Example run: Base editing experiment
Download the test dataset base_editor.fastq.gz to your current directory. This is the first 25,000 sequences from an editing experiment performed at the EMX1 locus.
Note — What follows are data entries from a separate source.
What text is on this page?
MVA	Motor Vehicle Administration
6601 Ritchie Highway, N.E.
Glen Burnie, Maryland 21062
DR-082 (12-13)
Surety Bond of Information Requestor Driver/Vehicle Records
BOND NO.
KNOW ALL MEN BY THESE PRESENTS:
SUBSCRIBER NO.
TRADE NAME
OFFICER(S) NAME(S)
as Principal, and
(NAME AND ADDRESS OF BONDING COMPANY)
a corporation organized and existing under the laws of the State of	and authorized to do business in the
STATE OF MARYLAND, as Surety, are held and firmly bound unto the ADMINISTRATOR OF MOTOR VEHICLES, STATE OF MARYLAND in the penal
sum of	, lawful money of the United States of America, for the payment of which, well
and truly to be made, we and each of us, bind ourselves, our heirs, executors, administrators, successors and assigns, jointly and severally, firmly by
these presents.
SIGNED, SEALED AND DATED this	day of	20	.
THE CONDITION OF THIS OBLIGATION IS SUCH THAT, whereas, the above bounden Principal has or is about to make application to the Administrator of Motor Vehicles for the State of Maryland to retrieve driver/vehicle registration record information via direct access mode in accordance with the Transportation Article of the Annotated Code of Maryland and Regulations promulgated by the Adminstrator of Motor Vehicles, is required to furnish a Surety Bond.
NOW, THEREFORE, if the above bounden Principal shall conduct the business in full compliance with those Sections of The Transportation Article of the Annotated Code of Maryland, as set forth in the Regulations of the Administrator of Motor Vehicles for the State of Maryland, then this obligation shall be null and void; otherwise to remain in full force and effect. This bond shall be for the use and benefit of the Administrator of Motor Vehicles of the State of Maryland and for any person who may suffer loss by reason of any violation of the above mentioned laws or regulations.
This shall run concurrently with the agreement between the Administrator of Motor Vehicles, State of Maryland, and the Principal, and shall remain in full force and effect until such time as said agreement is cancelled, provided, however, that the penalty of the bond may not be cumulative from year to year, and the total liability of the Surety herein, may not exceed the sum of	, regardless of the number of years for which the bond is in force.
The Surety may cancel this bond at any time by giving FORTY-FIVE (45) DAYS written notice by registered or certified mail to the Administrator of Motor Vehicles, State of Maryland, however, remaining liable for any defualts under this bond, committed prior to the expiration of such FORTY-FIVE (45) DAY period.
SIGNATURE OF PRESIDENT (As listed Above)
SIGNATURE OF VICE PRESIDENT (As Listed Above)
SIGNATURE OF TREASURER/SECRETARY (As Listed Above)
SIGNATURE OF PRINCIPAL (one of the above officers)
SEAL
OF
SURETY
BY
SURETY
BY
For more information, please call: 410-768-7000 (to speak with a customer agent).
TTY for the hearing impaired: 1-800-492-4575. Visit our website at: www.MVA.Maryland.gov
To analyze this experiment, run the following command:
Using Bioconda:
CRISPResso --fastq_r1 base_editor.fastq.gz --amplicon_seq GGCCCCAGTGGCTGCTCTGGGGGCCTCCTGAGTTTCTCATCTGTGCCCCTCCCTCCCTGGCCCAGGTGAAGGTGTGGTTCCAGAACCGGAGGACAAAGTACAAACGGCAGAAGCTGGAGGAGGAAGGGCCTGAGTCCGAGCAGAAGAAGAAGGGCTCCCATCACATCAACCGGTGGCGCATTGCCACGAAGCAGGCCAATGGGGAGGACATCGATGTCACCTCCAATGACTAGGGTGG --guide_seq GAGTCCGAGCAGAAGAAGAA --quantification_window_size 10 --quantification_window_center -10 --base_editor_output
Using Docker:
docker run -v ${PWD}:/DATA -w /DATA -i pinellolab/crispresso2 CRISPResso --fastq_r1 base_editor.fastq.gz --amplicon_seq GGCCCCAGTGGCTGCTCTGGGGGCCTCCTGAGTTTCTCATCTGTGCCCCTCCCTCCCTGGCCCAGGTGAAGGTGTGGTTCCAGAACCGGAGGACAAAGTACAAACGGCAGAAGCTGGAGGAGGAAGGGCCTGAGTCCGAGCAGAAGAAGAAGGGCTCCCATCACATCAACCGGTGGCGCATTGCCACGAAGCAGGCCAATGGGGAGGACATCGATGTCACCTCCAATGACTAGGGTGG --guide_seq GAGTCCGAGCAGAAGAAGAA --quantification_window_size 10 --quantification_window_center -10 --base_editor_output
This should produce a folder called 'CRISPResso_on_base_editor'. Open the file called CRISPResso_on_base_editor/CRISPResso2_report.html in a web browser, and you should see an output like this: CRISPResso2_report.html.